Another last picture is the “Tree Roots,” or “Boomwortels,” — what a great language Dutch is. My favorite of the “last” pictures is “Landscape with the Chateau of Auvers at Sunset” Here’s a link to a rather bad reproduction of it, on a really very good site that has all the pictures.

Another last one I like is “Wheat Field Under Clouded Sky.” In these pictures, he’s using so very few strokes to limn nature’s most complex forms: trees and clouds. I snuck the bad photo above, here’s a link to the better official version.

I was thinking that when the aliens start draining away Earth’s gnarl by siphoning off a lot of nature’s quantum computation, it might be cool if the world started looking like a van Gogh painting.

I mean, suppose the aliens have a little class, and they’re not just gonna turn us into modern design or into Hanna-Barbera Flintstones cartoons. Yes, a van Gogh tree is plenty gnarly, but still it’s a lot less gnarly than an actual tree.

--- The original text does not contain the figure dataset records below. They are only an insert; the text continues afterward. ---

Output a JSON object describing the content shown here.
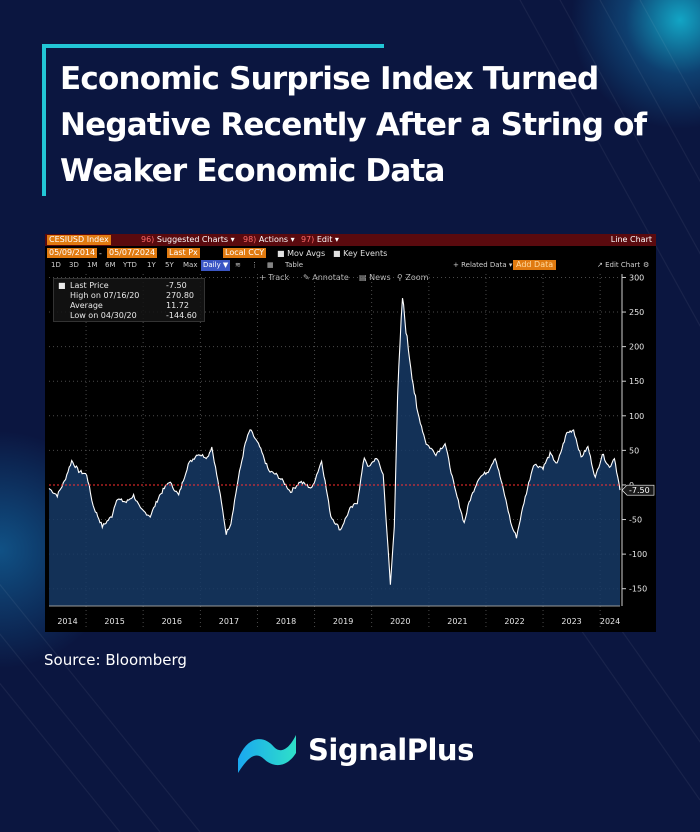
{
  "title": "Economic Surprise Index Turned Negative Recently After a String of Weaker Economic Data",
  "source": "Source: Bloomberg",
  "brand": {
    "name": "SignalPlus",
    "logo_icon": "signalplus-logo-icon"
  },
  "terminal": {
    "ticker": "CESIUSD Index",
    "menu": [
      {
        "num": "96)",
        "label": "Suggested Charts ▾"
      },
      {
        "num": "98)",
        "label": "Actions ▾"
      },
      {
        "num": "97)",
        "label": "Edit ▾"
      }
    ],
    "chart_mode": "Line Chart",
    "start_date": "05/09/2014",
    "end_date": "05/07/2024",
    "field": "Last Px",
    "currency": "Local CCY",
    "mov_avgs": "Mov Avgs",
    "key_events": "Key Events",
    "periods": [
      "1D",
      "3D",
      "1M",
      "6M",
      "YTD",
      "1Y",
      "5Y",
      "Max"
    ],
    "frequency": "Daily ▼",
    "table": "Table",
    "related_data": "+ Related Data ▾",
    "add_data": "Add Data",
    "edit_chart": "↗ Edit Chart",
    "tools": [
      "Track",
      "Annotate",
      "News",
      "Zoom"
    ],
    "legend": {
      "last_label": "Last Price",
      "last_value": "-7.50",
      "high_label": "High on 07/16/20",
      "high_value": "270.80",
      "avg_label": "Average",
      "avg_value": "11.72",
      "low_label": "Low on 04/30/20",
      "low_value": "-144.60"
    }
  },
  "chart_data": {
    "type": "area",
    "series": [
      {
        "values_by_date": [
          [
            "2014-05-09",
            -5
          ],
          [
            "2014-07-01",
            -15
          ],
          [
            "2014-08-15",
            5
          ],
          [
            "2014-10-01",
            35
          ],
          [
            "2014-11-15",
            20
          ],
          [
            "2015-01-05",
            15
          ],
          [
            "2015-02-15",
            -30
          ],
          [
            "2015-04-15",
            -60
          ],
          [
            "2015-06-15",
            -45
          ],
          [
            "2015-07-15",
            -20
          ],
          [
            "2015-09-15",
            -25
          ],
          [
            "2015-11-01",
            -15
          ],
          [
            "2015-12-15",
            -35
          ],
          [
            "2016-02-15",
            -45
          ],
          [
            "2016-04-15",
            -15
          ],
          [
            "2016-06-15",
            5
          ],
          [
            "2016-08-15",
            -15
          ],
          [
            "2016-10-15",
            30
          ],
          [
            "2016-12-15",
            45
          ],
          [
            "2017-02-15",
            40
          ],
          [
            "2017-03-15",
            55
          ],
          [
            "2017-05-01",
            -5
          ],
          [
            "2017-06-15",
            -70
          ],
          [
            "2017-07-15",
            -55
          ],
          [
            "2017-09-01",
            10
          ],
          [
            "2017-10-15",
            60
          ],
          [
            "2017-11-15",
            80
          ],
          [
            "2018-01-15",
            55
          ],
          [
            "2018-03-15",
            20
          ],
          [
            "2018-05-01",
            15
          ],
          [
            "2018-06-15",
            5
          ],
          [
            "2018-08-01",
            -10
          ],
          [
            "2018-10-01",
            5
          ],
          [
            "2018-12-15",
            -5
          ],
          [
            "2019-02-15",
            35
          ],
          [
            "2019-04-15",
            -45
          ],
          [
            "2019-06-15",
            -65
          ],
          [
            "2019-08-15",
            -35
          ],
          [
            "2019-10-01",
            -25
          ],
          [
            "2019-11-15",
            40
          ],
          [
            "2019-12-15",
            25
          ],
          [
            "2020-02-01",
            40
          ],
          [
            "2020-03-15",
            15
          ],
          [
            "2020-04-30",
            -144.6
          ],
          [
            "2020-05-25",
            -60
          ],
          [
            "2020-06-15",
            130
          ],
          [
            "2020-07-16",
            270.8
          ],
          [
            "2020-08-15",
            210
          ],
          [
            "2020-09-15",
            160
          ],
          [
            "2020-10-15",
            110
          ],
          [
            "2020-12-15",
            60
          ],
          [
            "2021-02-15",
            45
          ],
          [
            "2021-04-15",
            60
          ],
          [
            "2021-06-15",
            -5
          ],
          [
            "2021-08-15",
            -55
          ],
          [
            "2021-09-15",
            -25
          ],
          [
            "2021-11-15",
            10
          ],
          [
            "2022-01-15",
            20
          ],
          [
            "2022-03-01",
            40
          ],
          [
            "2022-05-01",
            -15
          ],
          [
            "2022-06-15",
            -60
          ],
          [
            "2022-07-15",
            -75
          ],
          [
            "2022-09-01",
            -25
          ],
          [
            "2022-11-01",
            30
          ],
          [
            "2023-01-01",
            25
          ],
          [
            "2023-02-15",
            45
          ],
          [
            "2023-04-01",
            30
          ],
          [
            "2023-06-01",
            75
          ],
          [
            "2023-07-15",
            80
          ],
          [
            "2023-09-01",
            40
          ],
          [
            "2023-10-15",
            55
          ],
          [
            "2023-12-01",
            10
          ],
          [
            "2024-01-15",
            45
          ],
          [
            "2024-03-01",
            25
          ],
          [
            "2024-04-01",
            40
          ],
          [
            "2024-05-07",
            -7.5
          ]
        ]
      }
    ],
    "x_tick_labels": [
      "2014",
      "2015",
      "2016",
      "2017",
      "2018",
      "2019",
      "2020",
      "2021",
      "2022",
      "2023",
      "2024"
    ],
    "y_ticks": [
      300,
      250,
      200,
      150,
      100,
      50,
      0,
      -50,
      -100,
      -150
    ],
    "ylim": [
      -175,
      305
    ],
    "xlim": [
      "2014-05-09",
      "2024-05-07"
    ],
    "reference_line": 0,
    "last_value_label": "-7.50",
    "grid": true,
    "colors": {
      "line": "#ffffff",
      "fill": "#163a66",
      "reference": "#ff3030",
      "background": "#000000"
    }
  }
}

I wrote in my journals about visiting this museum in July 25, 1994, with Sylvia and our daughter Isabel and, hmm, I can actually find the entry! And it turns out that I once before thought of using SF to turn the world into a van Gogh painting. I have a limited number of obsessions.
Here’s the 1994 notes about the van Gogh museum.

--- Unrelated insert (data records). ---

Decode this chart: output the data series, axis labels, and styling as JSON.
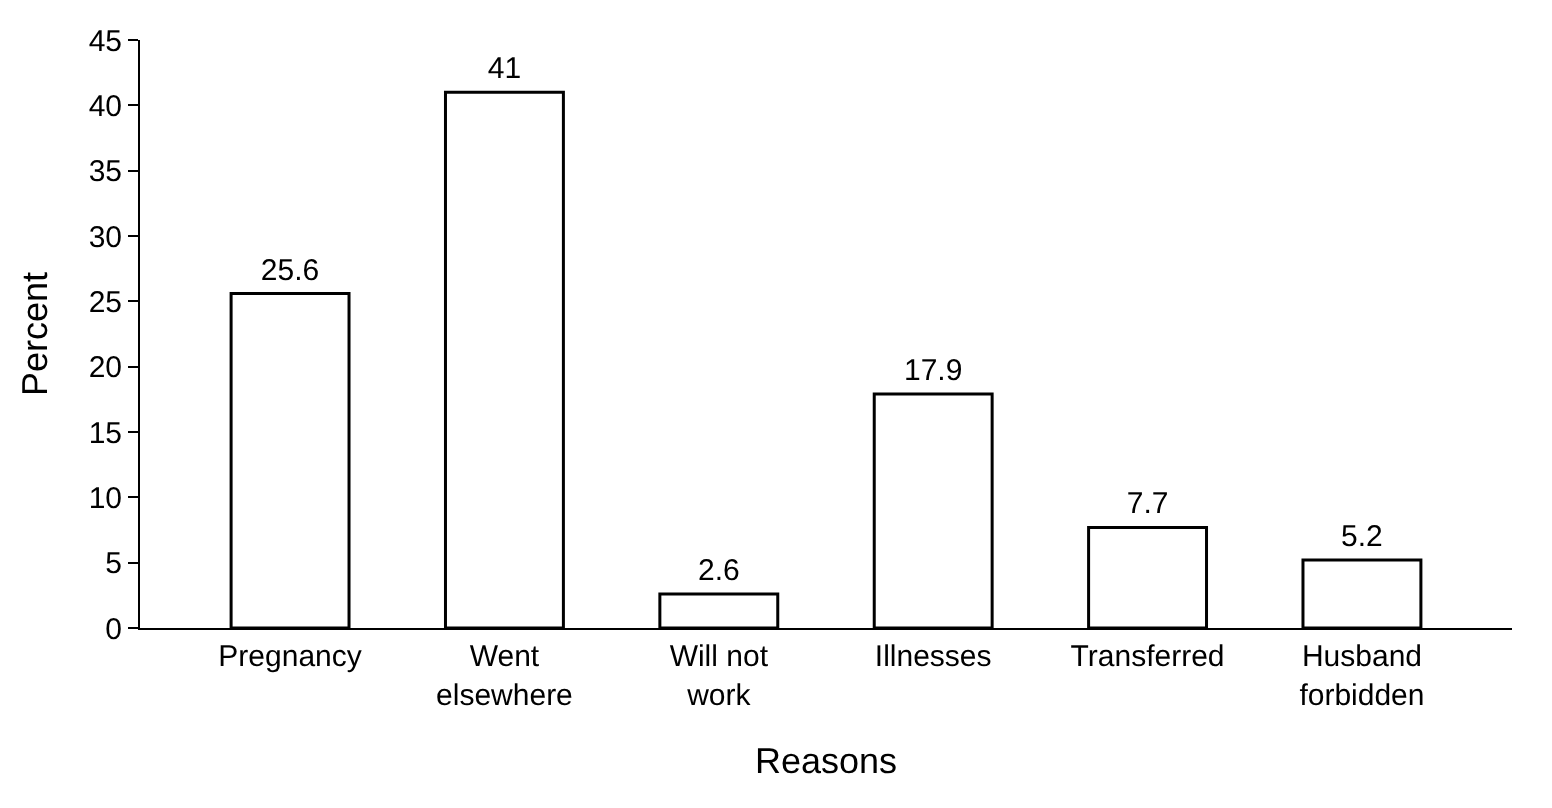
{
  "chart_data": {
    "type": "bar",
    "xlabel": "Reasons",
    "ylabel": "Percent",
    "categories": [
      "Pregnancy",
      "Went elsewhere",
      "Will not work",
      "Illnesses",
      "Transferred",
      "Husband forbidden"
    ],
    "values": [
      25.6,
      41,
      2.6,
      17.9,
      7.7,
      5.2
    ],
    "color": "#ffffff",
    "ylim": [
      0,
      45
    ],
    "yticks": [
      0,
      5,
      10,
      15,
      20,
      25,
      30,
      35,
      40,
      45
    ],
    "data_labels": true
  }
}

[Tulips, 50 of ‘em for 7 and a half Euros!]

“My favorite four pictures were from June/July 1890, right before he shot himself. If you could paint like that, how could you want to die? Maybe it was like unbearable to be that good? It’s tough being a great artist, yes it is. The Vincent I got into the most of the fave four was one of a mansion or castle at twilight. What he does with the brush work is to completely shape the strokes to the subject of that part of the picture. In the grass the strokes are quick parallel vertical lines. On the sunset horizon there is a stack of parallel orange strokes, a pile of light. And, ah, in the big trees the strokes are PERPLEXING POULTRY, they are like an M.C. Escher tessellation yes they are, with leaf, branch, sky, sun colors tiled in, light and dark leaves, man I have got to use this in FREEWARE, this is what the Perplexing Poultry Philtre is for, man, to make the world look like the mature work of Vincent Van Gogh.”

[I saw a big show of work by Max Beckmann in Amsterdam today too. Here’s his transreal take on an optician’s shop actually called Genius. He added the Jacob’s ladder and the menacing birds.] Back to the 1994 notes…

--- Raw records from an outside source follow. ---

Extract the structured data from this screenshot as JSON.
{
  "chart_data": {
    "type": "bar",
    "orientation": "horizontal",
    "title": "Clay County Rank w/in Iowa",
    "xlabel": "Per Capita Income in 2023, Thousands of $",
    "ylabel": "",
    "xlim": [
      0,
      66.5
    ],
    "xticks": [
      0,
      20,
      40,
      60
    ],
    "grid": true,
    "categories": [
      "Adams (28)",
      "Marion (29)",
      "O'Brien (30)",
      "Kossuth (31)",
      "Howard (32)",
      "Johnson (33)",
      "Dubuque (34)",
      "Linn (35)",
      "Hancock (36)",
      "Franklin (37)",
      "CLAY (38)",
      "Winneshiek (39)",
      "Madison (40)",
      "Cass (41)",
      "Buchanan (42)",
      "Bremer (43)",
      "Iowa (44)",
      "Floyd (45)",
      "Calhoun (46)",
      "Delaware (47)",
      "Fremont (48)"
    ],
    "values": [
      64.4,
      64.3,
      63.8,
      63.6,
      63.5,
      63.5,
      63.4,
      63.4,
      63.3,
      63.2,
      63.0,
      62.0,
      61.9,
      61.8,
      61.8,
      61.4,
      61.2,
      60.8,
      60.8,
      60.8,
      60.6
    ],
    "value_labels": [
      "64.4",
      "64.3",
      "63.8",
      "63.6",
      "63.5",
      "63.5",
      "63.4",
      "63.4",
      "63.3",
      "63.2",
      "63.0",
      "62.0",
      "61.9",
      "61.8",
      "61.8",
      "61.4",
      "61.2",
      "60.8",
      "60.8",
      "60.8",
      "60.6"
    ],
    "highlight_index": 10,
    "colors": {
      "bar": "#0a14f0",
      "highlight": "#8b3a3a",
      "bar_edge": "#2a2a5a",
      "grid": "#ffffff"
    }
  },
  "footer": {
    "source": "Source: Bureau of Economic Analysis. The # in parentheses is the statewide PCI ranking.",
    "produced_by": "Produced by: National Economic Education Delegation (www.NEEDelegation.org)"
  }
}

“As well as thinking of Vincent’s brushwork in terms of the Poultry, also, since my playful daughter Isabel was there with us to joke with, I thought of it in terms of a hyena tearing a piece of meat in half by whipping its head around in crazy-eights. This being a rap that Isabel and I got into watching a nature show once — how a hyena that’s bitten onto something big (possibly even an entire ruminant), will lash its head around in a kind of figure-eight pattern to tear loose a bite of flesh. And Isabel and I got into doing that to each other’s shoulders, or threatening to, and getting into the very wild and hyper motion of your head that goes with it. So looking at Vincent’s last pictures, I found my head moving around in those loops, imagining how it would be to tear into that kind of painting — if you could do it.”

I got a picture of myself in Max Beckmann’s personal mirror that he actually painted with his face a couple of times. Hi Max! It’s great being an exile on Hoogstraat.

4 Responses to “Amsterdam. Van Gogh.”

  1. glenn branca Says:

    How’s that jet lag solution working out? I’m curious because nothing works for me.

  2. RUDY! Says:

    Ha! That first picture is actually of the Rochester Airport. The Detroit airport has that black granite fountain that spews rays of water about, and a concourse length train system that spews rays of weary travelers.

  3. Smith Hanes Says:

    there is an optician on a corner in amsterdam. it had great reading glasses made of “horn” do you know what the name of the shop is possibly?

  4. Ted Says:

    I love the way the buidling actually split apart as they rize up! you’ve captured that really well in your photo. Nice blog…. Ted.